I am trying to count the occurrences of ALL words in a file. However, I want to exclude certain words: short words (i.e. <3 chars), and words contained in an blacklist file. There is also a desire to count words that are capitalized (e.g. proper names). I am not 100% sure where the line on capitalization is; i.e. do we count the first word of a sentence differently? What if it is a word that would be capitalized in the middle of a sentence, e.g. a name? So working on the other parts is more important, but any other input would be appreciated.
I have put together a command to do the word counting in the file (I borrowed code that I found here in other postings).

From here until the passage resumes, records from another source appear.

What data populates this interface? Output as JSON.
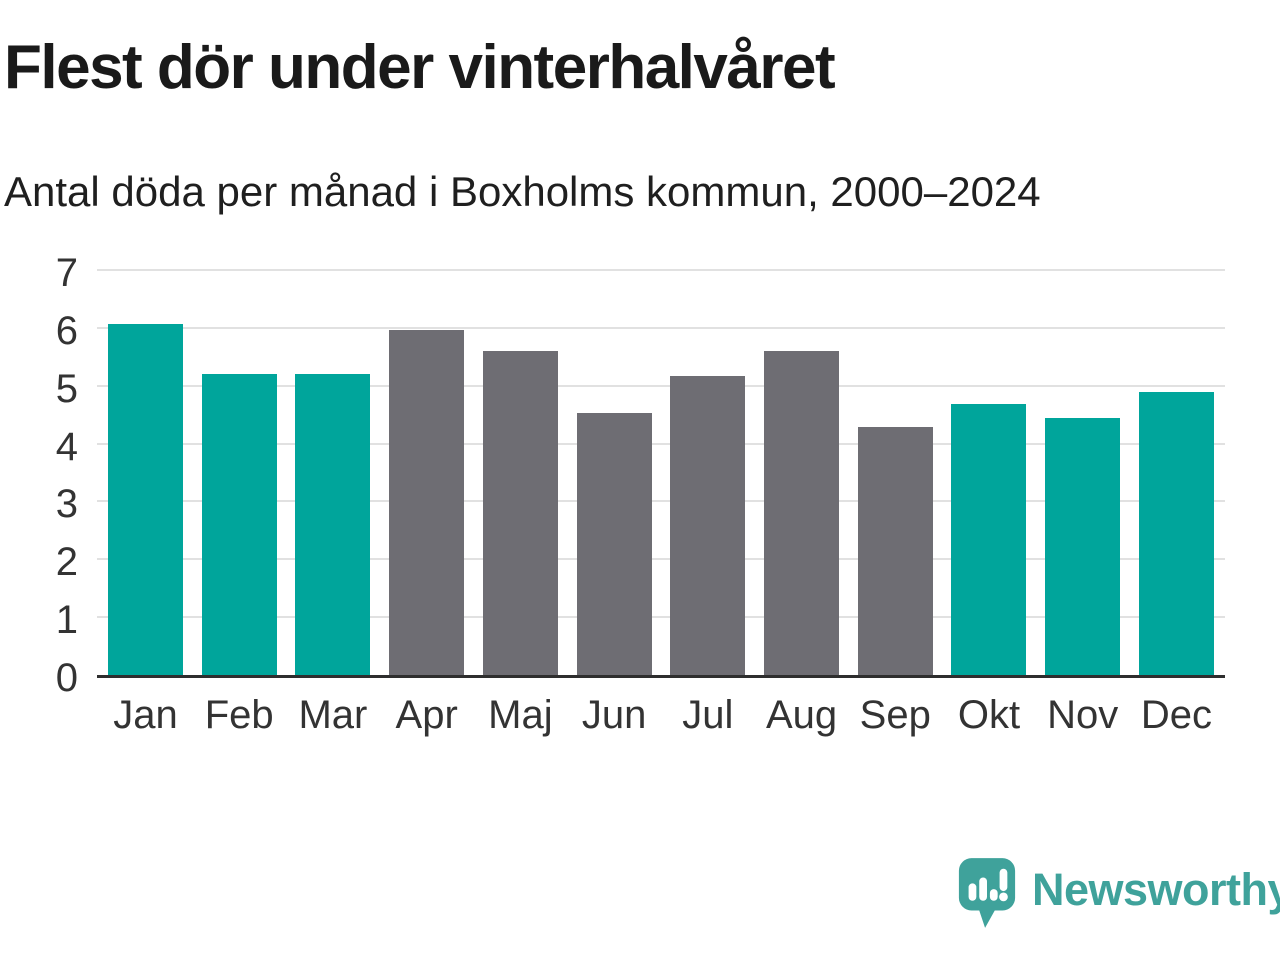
{
  "header": {
    "title": "Flest dör under vinterhalvåret",
    "subtitle": "Antal döda per månad i Boxholms kommun, 2000–2024"
  },
  "chart_data": {
    "type": "bar",
    "title": "Flest dör under vinterhalvåret",
    "subtitle": "Antal döda per månad i Boxholms kommun, 2000–2024",
    "categories": [
      "Jan",
      "Feb",
      "Mar",
      "Apr",
      "Maj",
      "Jun",
      "Jul",
      "Aug",
      "Sep",
      "Okt",
      "Nov",
      "Dec"
    ],
    "values": [
      6.12,
      5.24,
      5.24,
      6.0,
      5.64,
      4.56,
      5.2,
      5.64,
      4.32,
      4.72,
      4.48,
      4.92
    ],
    "bar_colors": [
      "#00a59b",
      "#00a59b",
      "#00a59b",
      "#6e6d73",
      "#6e6d73",
      "#6e6d73",
      "#6e6d73",
      "#6e6d73",
      "#6e6d73",
      "#00a59b",
      "#00a59b",
      "#00a59b"
    ],
    "xlabel": "",
    "ylabel": "",
    "ylim": [
      0,
      7
    ],
    "yticks": [
      0,
      1,
      2,
      3,
      4,
      5,
      6,
      7
    ],
    "grid": "horizontal",
    "legend": "none",
    "colors": {
      "highlight_teal": "#00a59b",
      "neutral_gray": "#6e6d73",
      "gridline": "#e1e1e1",
      "axis_line": "#2e2e2e"
    }
  },
  "footer": {
    "brand": "Newsworthy",
    "logo_icon": "newsworthy-speech-bubble-chart-icon",
    "brand_color": "#3fa29b"
  }
}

It is in a script here, and uses command line arguments for the filename, too:
tr -cs "[:alpha:]'" "\n" < $1 | sort | uniq -c | sort -rn >w_counts.txt
In the TR command, I have put in an apostrophe in the match set so that it doesn't break up contractions (e.g. "doesn't"). The output of TR is a CR/LF separated list of words that is then fed into the others, where it gets sorted so that 'uniq' will count correctly. Then that is reverse sorted (we want to know about the highest occurring words) and output to the text file. (This will eventually be imported back into a database.)
This works in about .5 seconds on a 4000+ word file. I am pretty happy with that.
Any comments or suggestions about excluding short words or words from a blacklist file, or even the counting capitalized words, would be appreciated.
I am working on Mac OS X 10.6.8, but would hope to get a solution that will work under a Windows Unix-like shell (e.g. Cygwin).
Thanks,
J